Importantly, when assessing the value of the defendants’ expression against any reputational damage to the plaintiff, the judge found, “Gender based abuse is recognized as a serious social problem in our society. It is generally understood that there are systemic barriers to reporting this type of activity. The consequences of gendered based harassment are too often severe and the public interest in expression on this topic is high.”

Application of anti-SLAPP law

“This decision, with one exception, is a good example of the application of the anti-SLAPP law as interpreted by the Ontario Court of Appeal,” Winkler tells LegalMattersCanada.ca, as the judgment clearly sets out what is required for an anti-SLAPP motion to succeed.

He explains that once a defendant has persuaded the court that the expression – in this case a magazine article that focused on gendered based harassment – was in relation to a matter of public interest, the onus switches to the plaintiff to satisfy each of three tests set out in the legislation or the case is dismissed.

Winkler says those tests are: there are grounds to believe that the proceeding has substantial merit, there are grounds to believe that the defendant has no valid defence, and the harm suffered or likely to be suffered by the plaintiff is sufficiently serious that the public interest in permitting the lawsuit to continue outweighs the public interest in protecting the expression.

He says the man met the first test but failed on the second.

“Since the judge found that the defence of fair comment was beyond question, the plaintiff failed to satisfy the second part of the test. The hearing should have stopped there because each defence raised is a complete defence,” Winkler says, adding the motion judge then unnecessarily went on to consider the balancing of interests before dismissing the motion.

Error in the law’s application

“This was an error in the application of the law, but it had no impact on the end result,” he says.

Winkler says he believes the only ground for an appeal is to argue that the motion judge overstepped his power in terms of looking at and assessing the evidence.

“The Ontario Court of Appeal has suggested judges should be restricted in their weighing of the evidence, so if there is any potential attack on the decision, it would be that the motion judge went too far in his fact-finding and exceeded the jurisdiction contemplated by the legislation,” he says. “Still, this is a strong decision and I would suggest an appeal of it would fail.”

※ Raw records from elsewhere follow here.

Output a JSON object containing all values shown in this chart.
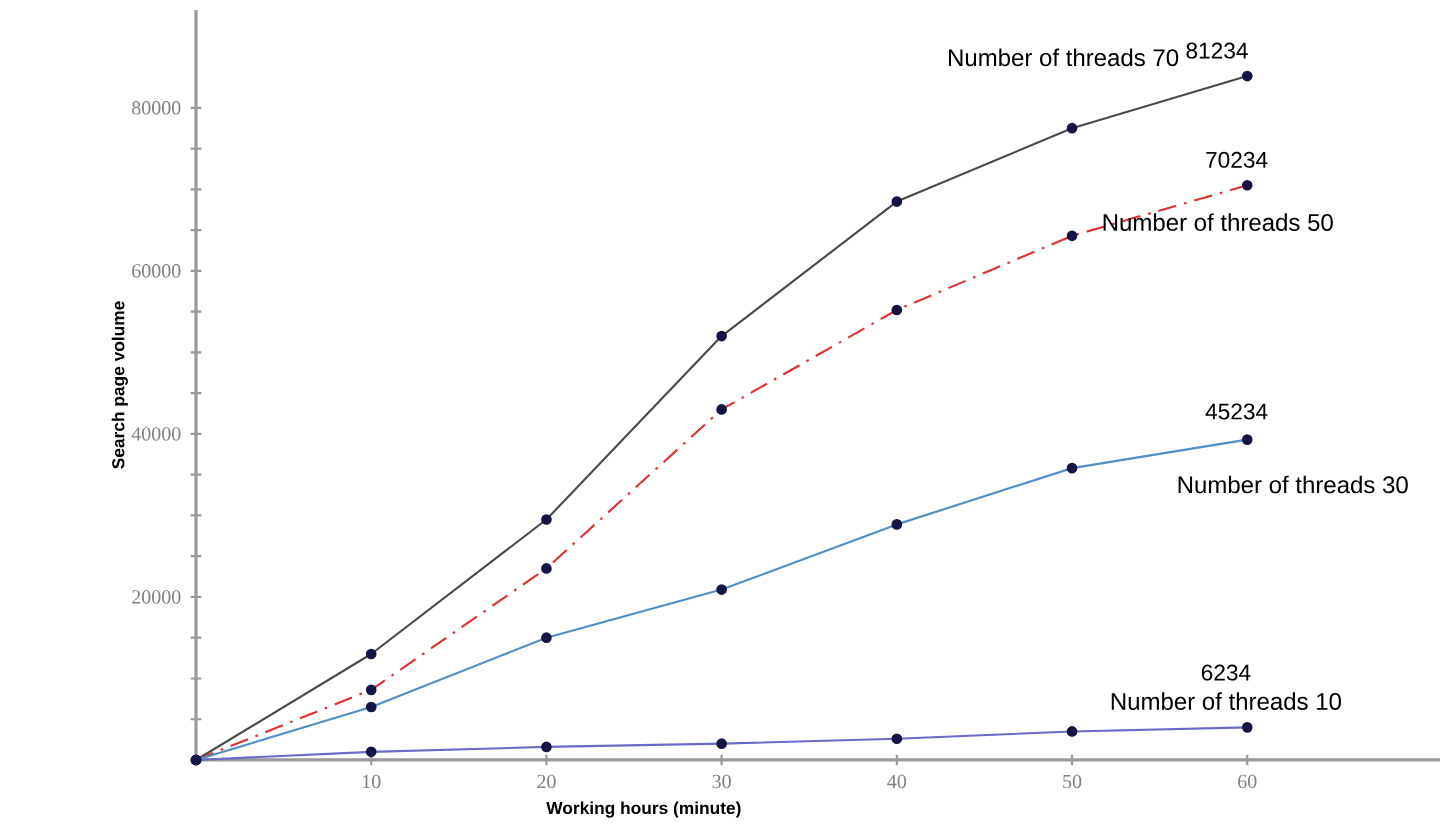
{
  "chart_data": {
    "type": "line",
    "xlabel": "Working hours (minute)",
    "ylabel": "Search page volume",
    "x": [
      0,
      10,
      20,
      30,
      40,
      50,
      60
    ],
    "series": [
      {
        "name": "Number of threads 70",
        "color": "#4a4a4a",
        "values": [
          0,
          13000,
          29500,
          52000,
          68500,
          77500,
          83900
        ]
      },
      {
        "name": "Number of threads 50",
        "color": "#e03030",
        "line_style": "dashed",
        "values": [
          0,
          8600,
          23500,
          43000,
          55200,
          64300,
          70500
        ]
      },
      {
        "name": "Number of threads 30",
        "color": "#4f8fc8",
        "values": [
          0,
          6500,
          15000,
          20900,
          28900,
          35800,
          39300
        ]
      },
      {
        "name": "Number of threads 10",
        "color": "#6a6ac8",
        "values": [
          0,
          1000,
          1600,
          2000,
          2600,
          3500,
          4000
        ]
      }
    ],
    "annotations": [
      "81234",
      "70234",
      "45234",
      "6234"
    ],
    "marker": "circle",
    "line_style": "solid",
    "grid": false,
    "legend": false,
    "xlim": [
      0,
      71
    ],
    "ylim": [
      0,
      92000
    ],
    "xticks": [
      10,
      20,
      30,
      40,
      50,
      60
    ],
    "yticks": [
      {
        "value": 5000,
        "label": null
      },
      {
        "value": 10000,
        "label": null
      },
      {
        "value": 15000,
        "label": null
      },
      20000,
      {
        "value": 25000,
        "label": null
      },
      {
        "value": 30000,
        "label": null
      },
      {
        "value": 35000,
        "label": null
      },
      40000,
      {
        "value": 45000,
        "label": null
      },
      {
        "value": 50000,
        "label": null
      },
      {
        "value": 55000,
        "label": null
      },
      60000,
      {
        "value": 65000,
        "label": null
      },
      {
        "value": 70000,
        "label": null
      },
      {
        "value": 75000,
        "label": null
      },
      80000
    ]
  }
}
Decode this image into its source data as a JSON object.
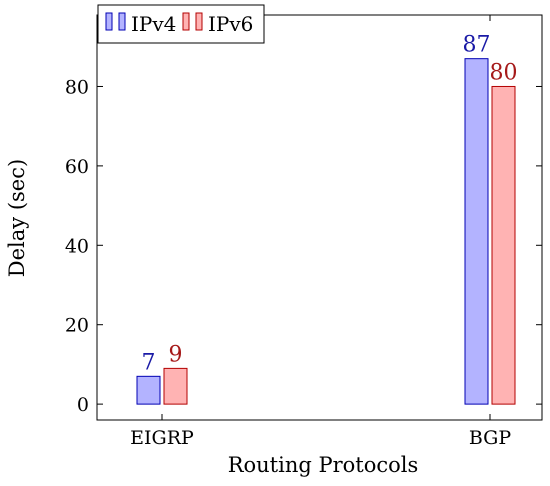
{
  "chart_data": {
    "type": "bar",
    "categories": [
      "EIGRP",
      "BGP"
    ],
    "series": [
      {
        "name": "IPv4",
        "values": [
          7,
          87
        ],
        "fill": "#b3b3ff",
        "stroke": "#0000b3",
        "label_color": "#1a1aa6"
      },
      {
        "name": "IPv6",
        "values": [
          9,
          80
        ],
        "fill": "#ffb3b3",
        "stroke": "#b30000",
        "label_color": "#a61a1a"
      }
    ],
    "xlabel": "Routing Protocols",
    "ylabel": "Delay (sec)",
    "ylim": [
      -4,
      98
    ],
    "yticks": [
      0,
      20,
      40,
      60,
      80
    ],
    "ytick_labels": [
      "0",
      "20",
      "40",
      "60",
      "80"
    ],
    "legend_position": "top-left",
    "grid": false
  }
}
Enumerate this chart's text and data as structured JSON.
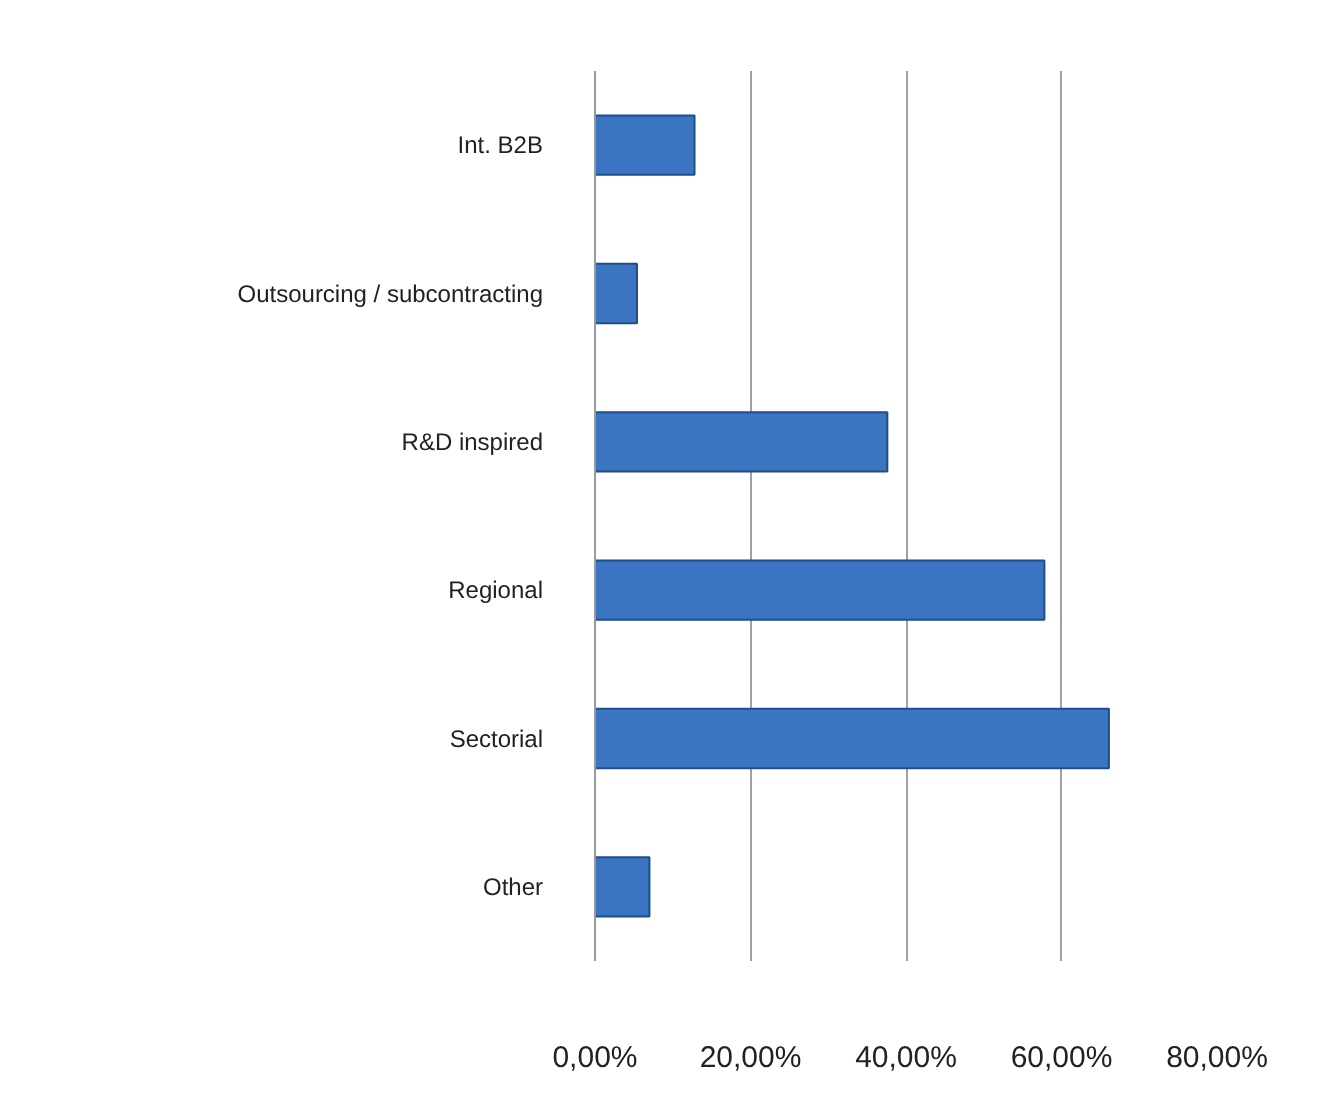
{
  "chart_data": {
    "type": "bar",
    "orientation": "horizontal",
    "categories": [
      "Int. B2B",
      "Outsourcing / subcontracting",
      "R&D inspired",
      "Regional",
      "Sectorial",
      "Other"
    ],
    "values": [
      12.8,
      5.4,
      37.6,
      57.8,
      66.1,
      7.0
    ],
    "color": "#3b74c0",
    "xlim": [
      0,
      80
    ],
    "xticks": [
      {
        "value": 0,
        "label": "0,00%"
      },
      {
        "value": 20,
        "label": "20,00%"
      },
      {
        "value": 40,
        "label": "40,00%"
      },
      {
        "value": 60,
        "label": "60,00%"
      },
      {
        "value": 80,
        "label": "80,00%"
      }
    ],
    "grid": "x"
  }
}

Winkler notes “anti-SLAPP legislation has the effect of encouraging plaintiffs to take a hard look at whether their action is the type that should proceed, achieving that in two ways.

“First, the legislation encourages defendants to bring dismissal motions. Under normal circumstances, a judge will not order an unsuccessful defendant on a s. 137.1 motion to pay the plaintiff’s costs,” he says. “Second, if the defendant is successful on the motion, then, under normal circumstances, the plaintiff will be ordered to pay the defendant’s full indemnity costs.”

Hefty bill to pay

Winkler says by way of example, the plaintiff in this case will likely face a hefty bill to cover the other side’s expenses for what turned out to be a four-day hearing.

“I imagine that the cost award will be well in excess of $100,000,” he says. “The financial consequences of unsuccessfully resisting this dismissal motion are going to be significant.”

Winkler and his partner Eryn Pond are counsel in the first defamation anti-SLAPP decision being considered by the Supreme Court of Canada. The appeal was argued in the fall of 2019 and the decision remains under reserve. The Supreme Court of Canada will ultimately have the final word on the proper interpretation of the anti-SLAPP legislation.